Still, the consumer portion of the economy is lagging the growth of the business sector.

  • Since the end of the 2007 Great Recession, our economic index has been on a roller coaster of highs and lows. The previous eight months of values have been relatively stable.
  • The personal income year-over-year percentage growth rate compared with personal expenditures has closed – but in monetary terms there remains a gap which is still growing. Econintersect considers this a headwind to economic growth in May.  Note that the quantitative analysis which builds our model does not include personal income or expenditures.
  • Another data point – the correlation between retail sales and employment remains weak. This by itself is not a flag, but a warning that the economy is not healthy. Note that neither employment nor personal income are part of our economic model.
  • And another data point – our Joe Sixpack index – is saying poor Joe is no longer better off than he was in the previous period.
  • Econintersect checks its forecast using several alternate monetary based methods – and all the check forecasts are similar to our forecast.
  • Note that all the graphics in this post auto-update. The words are fixed on the day of publishing, and therefore you might note a conflict between the words and the graphs due to backward data revisions and/or new data which occurs during the month.

This post will summarize the:

  1. special indicators,
  2. leading indicators,
  3. predictive portions of coincident indicators,
  4. review of the technical recession indicators, and
  5. interpretation of our own index – Econintersect Economic Index (EEI) – which is built of mostly non-monetary “things” that have been shown to be indicative of direction of the Main Street economy at least 30 days in advance.

Special Indicators:

The consumer is still consuming. The USA remains in only the fourth period in history where the ratio of spending to income has exceeded 0.92 (April 1987, the months surrounding the 2001 recession, from September 2004 to the beginning of the 2007 Great Recession, and now). This high ratio of spending to income will act as a constraint to any major gain in consumer spending .

Seasonally Adjusted Spending’s Ratio to Income (a declining ratio means Consumer is spending less of Income)

The St. Louis Fed produces a Smoothed U.S. Recession Probabilities Chart which is currently giving no indication of a recession.

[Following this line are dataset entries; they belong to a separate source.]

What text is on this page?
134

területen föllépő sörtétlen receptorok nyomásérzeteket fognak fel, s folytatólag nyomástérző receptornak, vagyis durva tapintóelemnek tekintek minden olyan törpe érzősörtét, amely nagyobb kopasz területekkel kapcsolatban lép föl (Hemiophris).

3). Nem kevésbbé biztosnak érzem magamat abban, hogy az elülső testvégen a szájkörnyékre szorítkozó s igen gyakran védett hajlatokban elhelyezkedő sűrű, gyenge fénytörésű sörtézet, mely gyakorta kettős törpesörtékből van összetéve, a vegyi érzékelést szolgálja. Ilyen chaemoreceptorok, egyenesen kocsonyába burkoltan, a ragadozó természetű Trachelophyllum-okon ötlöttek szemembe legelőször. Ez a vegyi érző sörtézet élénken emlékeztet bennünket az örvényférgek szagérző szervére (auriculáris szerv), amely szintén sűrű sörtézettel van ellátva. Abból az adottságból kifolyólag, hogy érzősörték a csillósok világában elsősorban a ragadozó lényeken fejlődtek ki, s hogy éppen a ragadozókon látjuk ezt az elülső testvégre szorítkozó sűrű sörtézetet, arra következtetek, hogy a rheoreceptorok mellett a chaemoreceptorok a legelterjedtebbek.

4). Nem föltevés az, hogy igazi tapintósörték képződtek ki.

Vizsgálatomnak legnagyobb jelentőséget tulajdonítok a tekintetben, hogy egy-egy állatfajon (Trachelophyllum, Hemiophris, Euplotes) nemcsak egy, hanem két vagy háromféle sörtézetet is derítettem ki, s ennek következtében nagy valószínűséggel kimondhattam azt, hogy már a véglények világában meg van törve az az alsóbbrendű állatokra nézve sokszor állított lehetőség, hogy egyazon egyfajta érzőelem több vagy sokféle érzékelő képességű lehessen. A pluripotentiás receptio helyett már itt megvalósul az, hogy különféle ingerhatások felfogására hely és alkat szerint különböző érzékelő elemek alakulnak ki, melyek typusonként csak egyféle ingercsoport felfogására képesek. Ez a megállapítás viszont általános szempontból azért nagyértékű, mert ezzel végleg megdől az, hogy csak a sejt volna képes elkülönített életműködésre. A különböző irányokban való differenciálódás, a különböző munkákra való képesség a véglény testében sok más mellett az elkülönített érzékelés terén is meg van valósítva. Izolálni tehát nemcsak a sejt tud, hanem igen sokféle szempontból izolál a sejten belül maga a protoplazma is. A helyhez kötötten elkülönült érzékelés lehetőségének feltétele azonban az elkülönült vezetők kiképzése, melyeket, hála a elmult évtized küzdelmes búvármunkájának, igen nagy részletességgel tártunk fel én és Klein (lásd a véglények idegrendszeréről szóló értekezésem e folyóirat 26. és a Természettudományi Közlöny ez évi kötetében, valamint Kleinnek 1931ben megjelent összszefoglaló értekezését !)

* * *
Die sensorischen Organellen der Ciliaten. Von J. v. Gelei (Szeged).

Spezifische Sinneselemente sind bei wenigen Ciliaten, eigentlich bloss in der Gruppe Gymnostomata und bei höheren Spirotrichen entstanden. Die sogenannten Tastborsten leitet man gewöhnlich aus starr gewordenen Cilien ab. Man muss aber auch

Smoothed recession probabilities for the United States are obtained from a dynamic-factor markov-switching model applied to four monthly coincident variables: non-farm payroll employment, the index of industrial production, real personal income excluding transfer payments, and real manufacturing and trade sales. This model was originally developed in Chauvet, M., “An Economic Characterization of Business Cycle Dynamics with Factor Structure and Regime Switching,” International Economic Review, 1998, 39, 969-996. (http://faculty.ucr.edu/~chauvet/ier.pdf)

Joe Sixpack’s economic position is no longer strengthening (blue line in graph below). The Econintersect index’s underlying principle is to estimate how well off Joe feels. The index was documented at a bottom in the July 2012 forecast. Joe and his richer friends are the economic drivers. Joe is close to the levels associated with past recessions. However, note that this index has falsely warned of recessions that never occurred.  This index is updated every quarter.

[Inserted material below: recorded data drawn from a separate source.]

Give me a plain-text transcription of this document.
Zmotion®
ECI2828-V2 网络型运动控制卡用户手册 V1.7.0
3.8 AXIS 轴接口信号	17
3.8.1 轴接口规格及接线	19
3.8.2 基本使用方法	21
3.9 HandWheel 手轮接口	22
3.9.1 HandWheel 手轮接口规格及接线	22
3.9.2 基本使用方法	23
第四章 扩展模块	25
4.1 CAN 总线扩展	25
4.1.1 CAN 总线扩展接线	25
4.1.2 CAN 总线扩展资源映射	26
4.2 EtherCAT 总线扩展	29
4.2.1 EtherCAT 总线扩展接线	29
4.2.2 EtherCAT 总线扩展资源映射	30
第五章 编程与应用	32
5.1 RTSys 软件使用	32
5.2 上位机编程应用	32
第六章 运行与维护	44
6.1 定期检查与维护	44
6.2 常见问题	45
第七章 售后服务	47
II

Joe Sixpack Index (blue line, left axis)

Econintersect reviews the relationship between the year-over-year growth rate of non-farm private employment and the year-over-year real growth rate of retail sales. This index is barely positive. As long as retail sales grow faster than the rate of employment gains (above zero on the below graph) – a recession is not imminent.

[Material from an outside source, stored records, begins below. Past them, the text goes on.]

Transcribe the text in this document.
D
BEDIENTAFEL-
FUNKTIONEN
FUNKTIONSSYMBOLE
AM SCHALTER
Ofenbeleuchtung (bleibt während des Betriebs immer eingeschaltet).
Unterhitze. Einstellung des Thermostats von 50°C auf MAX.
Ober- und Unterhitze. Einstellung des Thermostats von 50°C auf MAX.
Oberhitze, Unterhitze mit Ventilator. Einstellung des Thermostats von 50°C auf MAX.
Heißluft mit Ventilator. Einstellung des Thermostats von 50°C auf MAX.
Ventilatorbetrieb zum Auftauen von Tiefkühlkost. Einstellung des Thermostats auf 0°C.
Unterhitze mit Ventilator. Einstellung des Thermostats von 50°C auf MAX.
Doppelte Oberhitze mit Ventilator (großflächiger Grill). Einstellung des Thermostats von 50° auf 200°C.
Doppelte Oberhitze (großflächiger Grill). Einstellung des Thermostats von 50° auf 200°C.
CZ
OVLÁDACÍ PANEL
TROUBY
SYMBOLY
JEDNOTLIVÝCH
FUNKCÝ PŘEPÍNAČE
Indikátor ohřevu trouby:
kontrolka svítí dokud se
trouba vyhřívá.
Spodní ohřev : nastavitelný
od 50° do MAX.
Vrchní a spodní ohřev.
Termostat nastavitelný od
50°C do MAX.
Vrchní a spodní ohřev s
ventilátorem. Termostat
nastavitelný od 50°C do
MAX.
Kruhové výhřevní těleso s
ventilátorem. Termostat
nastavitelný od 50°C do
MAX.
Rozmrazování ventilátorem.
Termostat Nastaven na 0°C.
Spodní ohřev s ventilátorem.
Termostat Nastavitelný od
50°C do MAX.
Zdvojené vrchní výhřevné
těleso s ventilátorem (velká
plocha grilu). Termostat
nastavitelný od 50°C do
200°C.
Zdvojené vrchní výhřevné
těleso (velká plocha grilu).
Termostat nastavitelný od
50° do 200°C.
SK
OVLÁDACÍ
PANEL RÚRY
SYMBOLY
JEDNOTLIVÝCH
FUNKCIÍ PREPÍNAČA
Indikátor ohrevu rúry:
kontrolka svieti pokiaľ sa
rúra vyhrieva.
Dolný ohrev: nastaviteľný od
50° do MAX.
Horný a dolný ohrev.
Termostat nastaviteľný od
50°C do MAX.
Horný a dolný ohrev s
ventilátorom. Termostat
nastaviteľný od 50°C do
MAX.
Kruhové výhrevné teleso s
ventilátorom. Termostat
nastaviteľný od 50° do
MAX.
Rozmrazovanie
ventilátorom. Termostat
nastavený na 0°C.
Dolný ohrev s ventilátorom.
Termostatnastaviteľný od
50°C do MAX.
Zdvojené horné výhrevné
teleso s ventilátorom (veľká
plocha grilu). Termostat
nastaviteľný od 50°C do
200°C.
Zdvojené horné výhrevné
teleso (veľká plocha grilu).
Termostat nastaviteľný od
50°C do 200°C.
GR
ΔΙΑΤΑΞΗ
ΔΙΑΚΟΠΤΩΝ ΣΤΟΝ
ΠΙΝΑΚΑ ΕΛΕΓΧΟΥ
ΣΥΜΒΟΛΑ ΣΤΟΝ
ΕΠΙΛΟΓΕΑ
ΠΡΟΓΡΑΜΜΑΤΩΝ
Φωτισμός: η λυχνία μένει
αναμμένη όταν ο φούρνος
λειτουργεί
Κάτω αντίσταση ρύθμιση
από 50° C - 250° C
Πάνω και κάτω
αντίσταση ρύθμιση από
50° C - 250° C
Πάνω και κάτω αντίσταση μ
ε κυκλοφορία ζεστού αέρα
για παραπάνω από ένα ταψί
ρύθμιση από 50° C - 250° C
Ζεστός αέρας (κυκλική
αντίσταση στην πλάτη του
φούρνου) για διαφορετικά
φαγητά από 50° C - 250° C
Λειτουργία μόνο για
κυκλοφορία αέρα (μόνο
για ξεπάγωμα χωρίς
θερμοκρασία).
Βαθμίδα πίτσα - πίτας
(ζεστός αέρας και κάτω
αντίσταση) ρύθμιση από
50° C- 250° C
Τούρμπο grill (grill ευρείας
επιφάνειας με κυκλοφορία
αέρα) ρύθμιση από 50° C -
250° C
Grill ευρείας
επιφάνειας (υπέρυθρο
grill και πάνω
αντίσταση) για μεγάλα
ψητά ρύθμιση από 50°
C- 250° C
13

Growth Relationship Between Retail Sales and Non-Farm Private Employment – Above zero represents economic expansion

  • Most economic releases are based on seasonally adjusted data which is revised for months after issuance so an actual contraction in a particular release may not be obvious for many months due to seasonality methodology which smooths the data. No special indicator is particularly strong – and continues to show an economy not running on all cylinders.

The Leading Indicators

The leading indicators are for the most part monetary based. Econintersect‘s primary worry in using monetary based methodologies to forecast the economy is the current extraordinary monetary policy which may (or may not) be affecting historical relationships.